Os prazeres ardentes são momentâneos, e
custam graves inconvenientes. O que devemos cobiçar é viver sem sofrer muito.
Aquele que sofre foge-lhe uma parte da existência. O mal é nocivo à plenitude
da vida por que é sempre causa do aniquilamento. Quando o sofrimento nos
ameaça, e receamos que as forças defensivas nos faleçam, suspendem-se os outros
movimentos do nosso coração, e então pouco há que esperar de nós, por que se
torna incerto o nosso destino. O bem-estar de grande número de indivíduos, que
vivem retirados das agitações, depende mais da sua disposição habitual de
pensamento que da influência de causas exteriores.
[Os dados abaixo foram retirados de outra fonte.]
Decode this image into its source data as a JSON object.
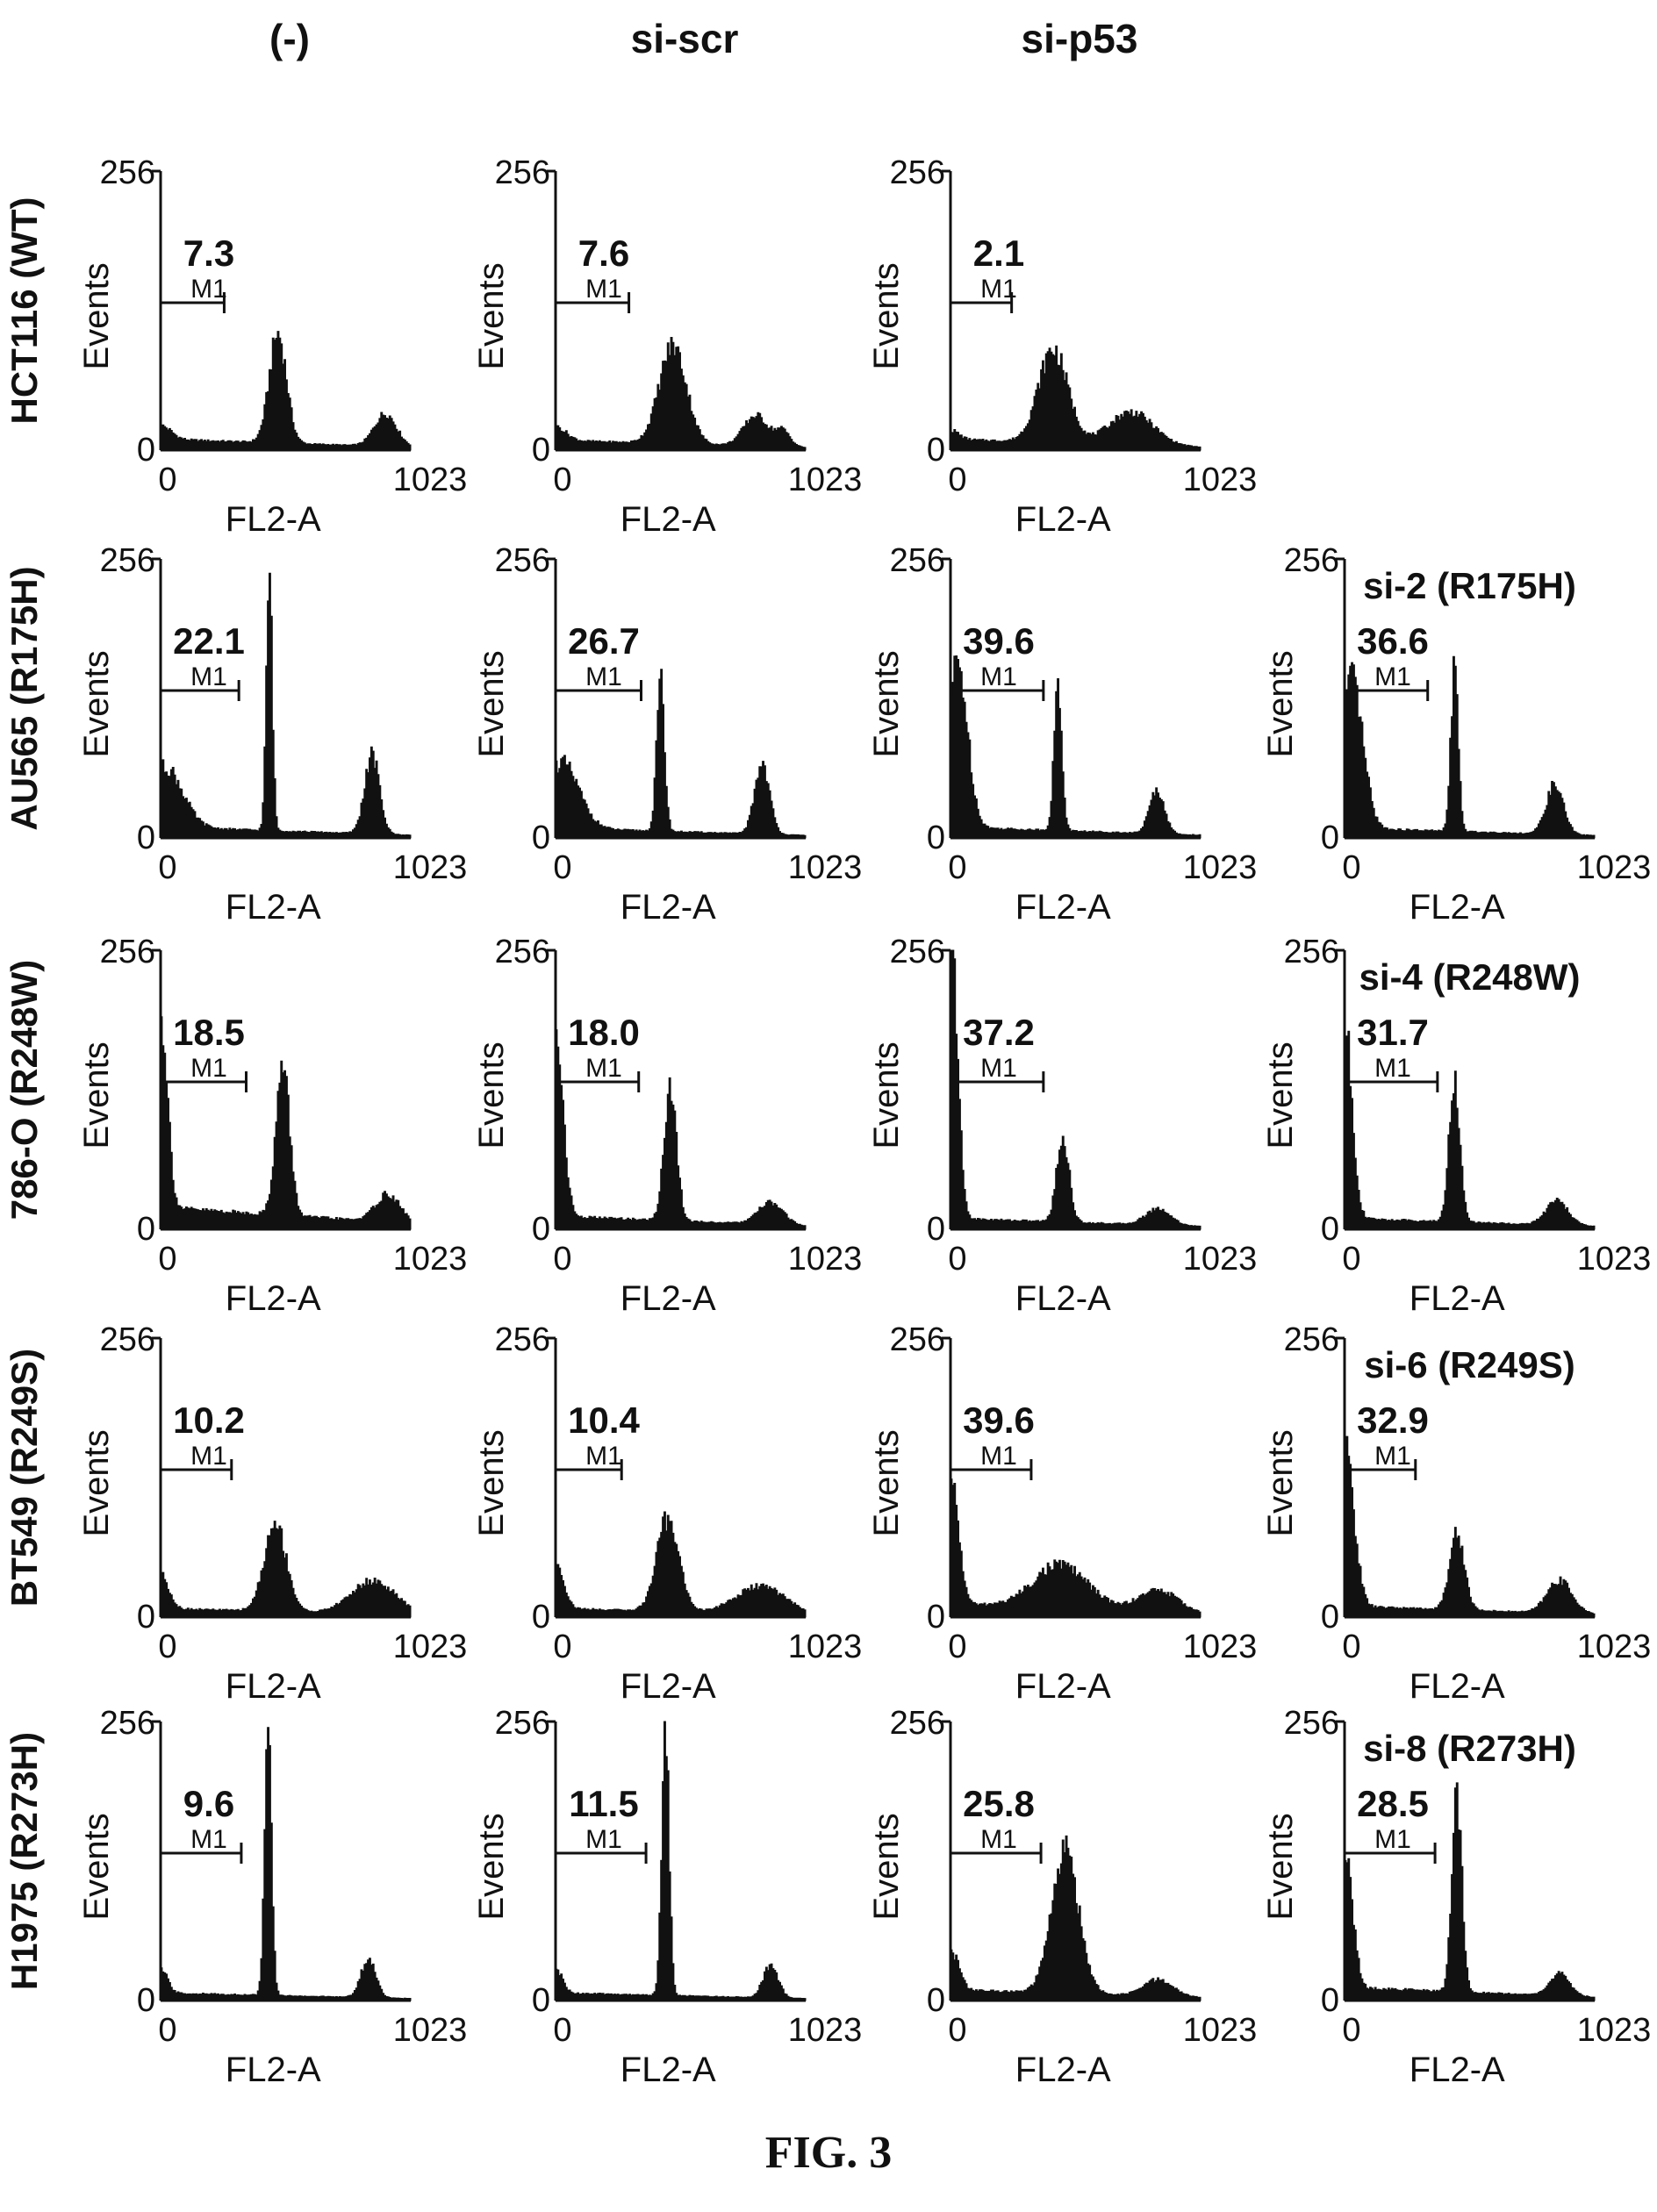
{
  "figure": {
    "caption": "FIG. 3",
    "columns": [
      "(-)",
      "si-scr",
      "si-p53",
      ""
    ]
  },
  "colors": {
    "ink": "#111111",
    "background": "#ffffff"
  },
  "chart_data": {
    "type": "histogram-grid",
    "xlabel": "FL2-A",
    "ylabel": "Events",
    "xlim": [
      0,
      1023
    ],
    "ylim": [
      0,
      256
    ],
    "x_ticks": [
      "0",
      "1023"
    ],
    "y_ticks": [
      "0",
      "256"
    ],
    "gate_name": "M1",
    "rows": [
      {
        "label": "HCT116 (WT)",
        "panels": [
          {
            "gate_value": "7.3",
            "gate_end": 260,
            "peaks": [
              [
                5,
                12,
                40
              ],
              [
                480,
                100,
                35
              ],
              [
                920,
                30,
                45
              ]
            ],
            "base": 10
          },
          {
            "gate_value": "7.6",
            "gate_end": 300,
            "peaks": [
              [
                5,
                12,
                40
              ],
              [
                480,
                90,
                55
              ],
              [
                820,
                28,
                50
              ],
              [
                930,
                14,
                30
              ]
            ],
            "base": 9
          },
          {
            "gate_value": "2.1",
            "gate_end": 250,
            "peaks": [
              [
                5,
                8,
                30
              ],
              [
                420,
                85,
                60
              ],
              [
                740,
                30,
                90
              ]
            ],
            "base": 10
          }
        ]
      },
      {
        "label": "AU565 (R175H)",
        "panels": [
          {
            "gate_value": "22.1",
            "gate_end": 320,
            "peaks": [
              [
                20,
                55,
                70
              ],
              [
                445,
                235,
                12
              ],
              [
                865,
                72,
                30
              ]
            ],
            "base": 10
          },
          {
            "gate_value": "26.7",
            "gate_end": 350,
            "peaks": [
              [
                25,
                60,
                70
              ],
              [
                430,
                135,
                16
              ],
              [
                845,
                65,
                30
              ]
            ],
            "base": 9
          },
          {
            "gate_value": "39.6",
            "gate_end": 380,
            "peaks": [
              [
                30,
                150,
                40
              ],
              [
                440,
                130,
                16
              ],
              [
                845,
                40,
                30
              ]
            ],
            "base": 10
          },
          {
            "gate_value": "36.6",
            "gate_end": 340,
            "peaks": [
              [
                30,
                135,
                45
              ],
              [
                450,
                150,
                15
              ],
              [
                860,
                45,
                35
              ]
            ],
            "base": 9
          }
        ]
      },
      {
        "label": "786-O (R248W)",
        "panels": [
          {
            "gate_value": "18.5",
            "gate_end": 350,
            "peaks": [
              [
                5,
                170,
                25
              ],
              [
                500,
                135,
                28
              ],
              [
                930,
                25,
                50
              ]
            ],
            "base": 20
          },
          {
            "gate_value": "18.0",
            "gate_end": 340,
            "peaks": [
              [
                5,
                160,
                28
              ],
              [
                470,
                125,
                25
              ],
              [
                880,
                20,
                50
              ]
            ],
            "base": 12
          },
          {
            "gate_value": "37.2",
            "gate_end": 380,
            "peaks": [
              [
                5,
                250,
                25
              ],
              [
                460,
                78,
                25
              ],
              [
                850,
                15,
                50
              ]
            ],
            "base": 10
          },
          {
            "gate_value": "31.7",
            "gate_end": 380,
            "peaks": [
              [
                5,
                170,
                28
              ],
              [
                450,
                130,
                22
              ],
              [
                870,
                22,
                45
              ]
            ],
            "base": 10
          }
        ]
      },
      {
        "label": "BT549 (R249S)",
        "panels": [
          {
            "gate_value": "10.2",
            "gate_end": 290,
            "peaks": [
              [
                5,
                30,
                30
              ],
              [
                470,
                80,
                45
              ],
              [
                870,
                30,
                90
              ]
            ],
            "base": 8
          },
          {
            "gate_value": "10.4",
            "gate_end": 270,
            "peaks": [
              [
                5,
                40,
                30
              ],
              [
                460,
                85,
                45
              ],
              [
                840,
                25,
                100
              ]
            ],
            "base": 8
          },
          {
            "gate_value": "39.6",
            "gate_end": 330,
            "peaks": [
              [
                5,
                110,
                30
              ],
              [
                450,
                40,
                110
              ],
              [
                850,
                20,
                80
              ]
            ],
            "base": 12
          },
          {
            "gate_value": "32.9",
            "gate_end": 290,
            "peaks": [
              [
                5,
                140,
                35
              ],
              [
                460,
                70,
                30
              ],
              [
                880,
                30,
                50
              ]
            ],
            "base": 10
          }
        ]
      },
      {
        "label": "H1975 (R273H)",
        "panels": [
          {
            "gate_value": "9.6",
            "gate_end": 330,
            "peaks": [
              [
                5,
                20,
                25
              ],
              [
                440,
                240,
                14
              ],
              [
                850,
                35,
                30
              ]
            ],
            "base": 7
          },
          {
            "gate_value": "11.5",
            "gate_end": 370,
            "peaks": [
              [
                5,
                20,
                25
              ],
              [
                450,
                240,
                15
              ],
              [
                880,
                30,
                30
              ]
            ],
            "base": 7
          },
          {
            "gate_value": "25.8",
            "gate_end": 370,
            "peaks": [
              [
                5,
                35,
                30
              ],
              [
                470,
                130,
                55
              ],
              [
                850,
                15,
                60
              ]
            ],
            "base": 10
          },
          {
            "gate_value": "28.5",
            "gate_end": 370,
            "peaks": [
              [
                5,
                120,
                20
              ],
              [
                40,
                30,
                20
              ],
              [
                460,
                180,
                20
              ],
              [
                880,
                20,
                40
              ]
            ],
            "base": 12
          }
        ]
      }
    ],
    "annotations": [
      {
        "row": 1,
        "col": 3,
        "text": "si-2 (R175H)"
      },
      {
        "row": 2,
        "col": 3,
        "text": "si-4 (R248W)"
      },
      {
        "row": 3,
        "col": 3,
        "text": "si-6 (R249S)"
      },
      {
        "row": 4,
        "col": 3,
        "text": "si-8 (R273H)"
      }
    ]
  }
}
A crise moral pode
surpreendê-los e magoá-los momentaneamente; mas a força dos acontecimentos é
meramente relativa. Os sofrimentos são mais ou menos intensos, conforme a época
em que nos oprimem. O que ontem poderia aniquilar-me, levemente me incomoda
hoje. Cinco minutos de reflexão me bastam. A maior parte dos objetos encerram e
presentam, indiretamente pelo menos, as propriedades oportunas. Pô-las em ação
é no que assenta a indústria da felicidade. Há aí que farte instrumentos
fecundos de prazeres úteis; ponto é saber meneá-los. Quem não sabe trabalhar
com eles, fere-se. Discernir, isto é, refletir é o que mais importa.”